Vizinhanças Hospitais e Violência Doméstica

Diria mesmo que a vizinhança é a nossa melhor segurança

Esta frase de um morador da classe média a residir num bairro de habitação social, projetado pelo arquiteto Álvaro Sisa Vieira, de uma reportagem do Jornal Publico, foi o mote para uma pequena crónica.

Vivi 5 anos numa antiga Travessa na Ajuda, em Lisboa, muito estreita, só com um sentido, empedrado grosso, de finais do século XIX. Do outro lado da rua, havia uma fileira de moradias muito pequenas e pobres, de uns 20 e poucos m², 1 quarto, uma sala e uma cozinha com um cubículo onde estava uma sanita só, sem duche, ou lavatório de mãos. Numa delas nem água tinham, precisavam de ir buscá-la a uma torneira pública, um pouco longe ainda.

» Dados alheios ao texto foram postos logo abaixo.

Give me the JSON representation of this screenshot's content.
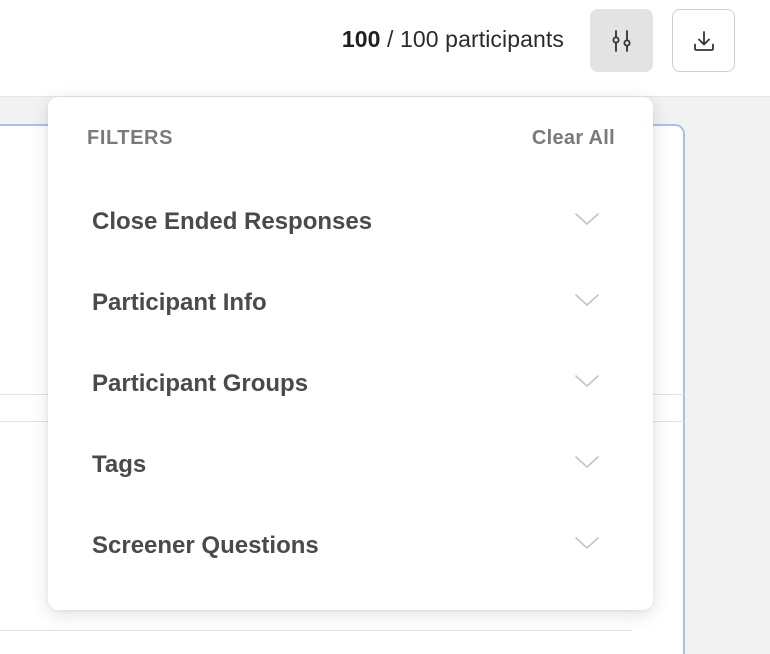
{
  "header": {
    "filtered_count": "100",
    "total_label": " / 100 participants",
    "filter_icon": "sliders-icon",
    "download_icon": "download-icon"
  },
  "filters": {
    "title": "FILTERS",
    "clear_label": "Clear All",
    "sections": [
      {
        "label": "Close Ended Responses"
      },
      {
        "label": "Participant Info"
      },
      {
        "label": "Participant Groups"
      },
      {
        "label": "Tags"
      },
      {
        "label": "Screener Questions"
      }
    ],
    "chevron_icon": "chevron-down-icon"
  },
  "colors": {
    "accent_border": "#a9c1ea",
    "muted_text": "#7a7a7a",
    "label_text": "#4a4a4a"
  }
}
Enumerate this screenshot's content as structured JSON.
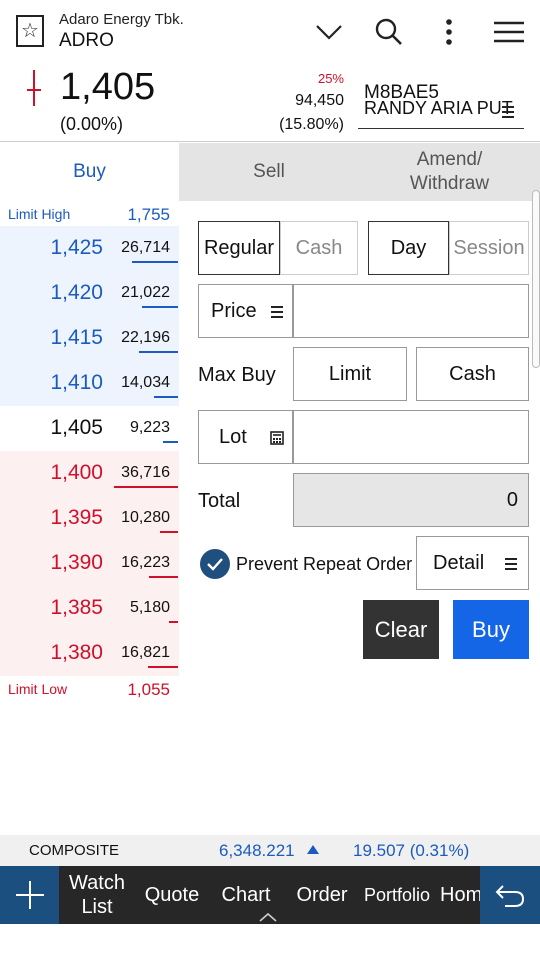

Miséria, velhice, violência doméstica, um rapaz com deficiência mental que ficava por baixo da minha janela, aos gritos, um pai e irmão alcoólicos, o pai que batia na mãe e no filho, ela que se escondia na entrada do meu prédio com medo dele, um velhote diabético que ficou sem a perna e ficou para sempre numa cadeira de rodas, recusando-se a sair, e a mulher, a DBeatriz, muito doente, mas muito prestável.

Quando comprámos a casa, o proprietário do 2º piso, pretendeu aumentar o prédio, de 2 para 3 pisos – vamos ter que reforçar os pilares, é só um tempinho, vamos colocar uns andaimes…. A casa parecia uma mina, completamente entaipada… Depois verificaram que faltava um pilar, existente na planta original da casa, mas não figurando na dita. A nossa sala ficou com um buraco até às fundações e por entre episódios rocambolescos, como o da bolacha de betão saindo pela nossa chaminé, passou-se quase um ano à espera, num quarto reles, onde entretanto vivíamos.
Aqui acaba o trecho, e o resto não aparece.